In the opinion below it was suggested that the statute may be construed as permitting a depositor, although named as defendant in the attorney general's suit, to make claim as against the State, under § 1272, at any time within the five years (or the extended period) after final judgment, if he did not appear in the suit. As no depositor had appeared, the point was not passed upon; and the state court expressly left open the rights of depositors and their privies in respect to escheat. State v. Security Savings Bank, 186 Cal. 419, 431. We have no occasion to consider them.

Affirmed.

NOTES

[1] As to two depositors originally named as defendants a dismissal was entered by stipulation.
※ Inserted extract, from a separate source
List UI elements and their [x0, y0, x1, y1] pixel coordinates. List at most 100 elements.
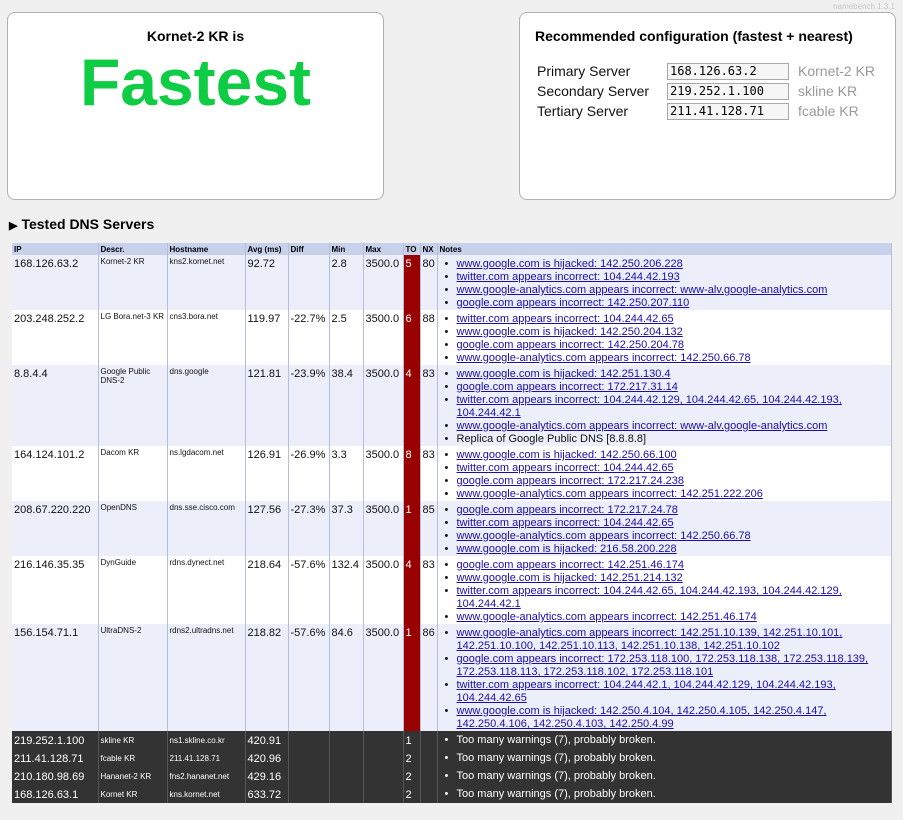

As to one, because it appeared that the deposit had not been unclaimed for the twenty years; as to the other, because a claim had been made by the administrator, since the expiration of the twenty years.

[2] That the statutes are invalid as applied to national banks was settled in First National Bank v. California, 262 U.S. 366.

[3] See Charles E. Carpenter, "Jurisdiction over Debts, etc.," 31 Harv. Law Rev. 905.

[4] Compare Newell v. Norton, 3 Wall. 257; The Sabine, 101 U.S. 384; Waples, Proceedings in Rem (1882), pp. 758-768.